On Thu, Sep 19, 2019 at 03:41:43PM +0000, Catalin Marinas wrote:
> On Thu, Sep 19, 2019 at 06:00:07PM +0300, Kirill A. Shutemov wrote:
> > On Wed, Sep 18, 2019 at 07:00:30PM +0100, Catalin Marinas wrote:
> > > On Wed, Sep 18, 2019 at 05:00:27PM +0300, Kirill A. Shutemov wrote:
> > > > On Wed, Sep 18, 2019 at 09:19:14PM +0800, Jia He wrote:
> > > > > @@ -2152,20 +2163,34 @@ static inline void cow_user_page(struct page 
> > > > > *dst, struct page *src, unsigned lo
> > > > >        */
> > > > >       if (unlikely(!src)) {
> > > > >               void *kaddr = kmap_atomic(dst);
> > > > > -             void __user *uaddr = (void __user *)(va & PAGE_MASK);
> > > > > +             void __user *uaddr = (void __user *)(addr & PAGE_MASK);
> > > > > +             pte_t entry;
> > > > >  
> > > > >               /*
> > > > >                * This really shouldn't fail, because the page is there
> > > > >                * in the page tables. But it might just be unreadable,
> > > > >                * in which case we just give up and fill the result 
> > > > > with
> > > > > -              * zeroes.
> > > > > +              * zeroes. On architectures with software "accessed" 
> > > > > bits,
> > > > > +              * we would take a double page fault here, so mark it
> > > > > +              * accessed here.
> > > > >                */
> > > > > +             if (arch_faults_on_old_pte() && 
> > > > > !pte_young(vmf->orig_pte)) {
> > > > > +                     spin_lock(vmf->ptl);
> > > > > +                     if (likely(pte_same(*vmf->pte, vmf->orig_pte))) 
> > > > > {
> > > > > +                             entry = pte_mkyoung(vmf->orig_pte);
> > > > > +                             if (ptep_set_access_flags(vma, addr,
> > > > > +                                                       vmf->pte, 
> > > > > entry, 0))
> > > > > +                                     update_mmu_cache(vma, addr, 
> > > > > vmf->pte);
> > > > > +                     }
> > > > 
> > > > I don't follow.
> > > > 
> > > > So if pte has changed under you, you don't set the accessed bit, but 
> > > > never
> > > > the less copy from the user.
> > > > 
> > > > What makes you think it will not trigger the same problem?
> > > > 
> > > > I think we need to make cow_user_page() fail in this case and caller --
> > > > wp_page_copy() -- return zero.
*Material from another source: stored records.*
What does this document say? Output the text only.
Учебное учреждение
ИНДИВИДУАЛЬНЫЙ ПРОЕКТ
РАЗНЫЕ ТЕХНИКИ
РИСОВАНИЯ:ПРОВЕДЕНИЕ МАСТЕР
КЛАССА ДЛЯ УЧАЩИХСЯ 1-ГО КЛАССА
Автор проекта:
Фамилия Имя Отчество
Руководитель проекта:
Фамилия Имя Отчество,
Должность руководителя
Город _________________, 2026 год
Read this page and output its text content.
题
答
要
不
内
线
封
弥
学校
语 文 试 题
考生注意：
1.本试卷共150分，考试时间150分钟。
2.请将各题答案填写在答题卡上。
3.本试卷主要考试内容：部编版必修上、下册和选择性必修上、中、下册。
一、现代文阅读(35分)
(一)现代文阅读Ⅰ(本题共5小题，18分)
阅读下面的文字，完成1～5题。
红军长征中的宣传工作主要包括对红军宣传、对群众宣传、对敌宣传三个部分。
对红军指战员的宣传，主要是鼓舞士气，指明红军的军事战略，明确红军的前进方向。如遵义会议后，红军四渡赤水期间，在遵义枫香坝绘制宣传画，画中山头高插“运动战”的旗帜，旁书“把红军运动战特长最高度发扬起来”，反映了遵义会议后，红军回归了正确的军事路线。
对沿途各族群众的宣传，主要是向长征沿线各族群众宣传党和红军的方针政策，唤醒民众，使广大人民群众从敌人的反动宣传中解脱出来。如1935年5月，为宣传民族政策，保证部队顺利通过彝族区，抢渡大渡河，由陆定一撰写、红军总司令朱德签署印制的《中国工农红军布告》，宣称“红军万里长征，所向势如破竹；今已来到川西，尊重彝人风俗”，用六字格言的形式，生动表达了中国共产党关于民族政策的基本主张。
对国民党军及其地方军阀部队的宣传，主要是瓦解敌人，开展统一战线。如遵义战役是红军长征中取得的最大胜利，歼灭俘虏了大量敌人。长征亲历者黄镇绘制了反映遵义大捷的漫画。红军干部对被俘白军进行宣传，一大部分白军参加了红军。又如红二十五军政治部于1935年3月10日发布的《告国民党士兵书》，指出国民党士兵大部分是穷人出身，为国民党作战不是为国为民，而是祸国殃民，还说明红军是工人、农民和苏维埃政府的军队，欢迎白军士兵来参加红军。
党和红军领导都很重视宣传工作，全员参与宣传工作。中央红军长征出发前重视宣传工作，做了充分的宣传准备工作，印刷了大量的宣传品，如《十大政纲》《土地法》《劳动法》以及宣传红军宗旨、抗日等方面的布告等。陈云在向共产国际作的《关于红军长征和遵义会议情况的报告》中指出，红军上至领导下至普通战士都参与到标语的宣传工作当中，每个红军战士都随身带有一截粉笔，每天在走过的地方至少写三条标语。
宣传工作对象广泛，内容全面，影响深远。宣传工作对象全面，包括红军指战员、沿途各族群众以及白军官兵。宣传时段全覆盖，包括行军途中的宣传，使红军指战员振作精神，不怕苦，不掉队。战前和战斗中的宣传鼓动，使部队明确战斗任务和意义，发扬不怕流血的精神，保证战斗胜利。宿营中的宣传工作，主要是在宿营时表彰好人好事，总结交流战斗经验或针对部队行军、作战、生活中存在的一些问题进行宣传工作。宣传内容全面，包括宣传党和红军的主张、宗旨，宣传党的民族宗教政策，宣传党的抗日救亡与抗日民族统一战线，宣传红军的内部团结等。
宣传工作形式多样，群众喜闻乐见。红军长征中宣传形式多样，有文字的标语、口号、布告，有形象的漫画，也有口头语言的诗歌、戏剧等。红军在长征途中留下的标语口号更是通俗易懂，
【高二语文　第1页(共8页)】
If the fault was solved by other thread, 
> > > > we
> > > > are fine. If not userspace would re-fault on the same address and we 
> > > > will
> > > > handle the fault from the second attempt.
> > > 
> > > It would be nice to clarify the semantics of this function and do as
> > > you suggest but the current comment is slightly confusing:
> > > 
> > >   /*
> > >    * If the source page was a PFN mapping, we don't have
> > >    * a "struct page" for it. We do a best-effort copy by
> > >    * just copying from the original user address. If that
> > >    * fails, we just zero-fill it. Live with it.
> > >    */
> > > 
> > > Would any user-space rely on getting a zero-filled page here instead of
> > > a recursive fault?
> > 
> > I don't see the point in zero-filled page in this case. SIGBUS sounds like
> > more appropriate response, no?
> 
> I think misunderstood your comment. So, if !pte_same(), we should let
> userspace re-fault. This wouldn't be a user ABI change and it is
> bounded, can't end up in an infinite re-fault loop.

Right. !pte_same() can only happen if we raced with somebody else.
I cannot imagine situation when the race will happen more than few times
in a row.

> In case of a __copy_from_user_inatomic() error, SIGBUS would make more
> sense but it changes the current behaviour (zero-filling the page). This
> can be left for a separate patch, doesn't affect the arm64 case here.

I think it's safer to leave it as is. Maybe put WARN_ON_ONCE() or
something. There can be some obscure use-case that I don't see.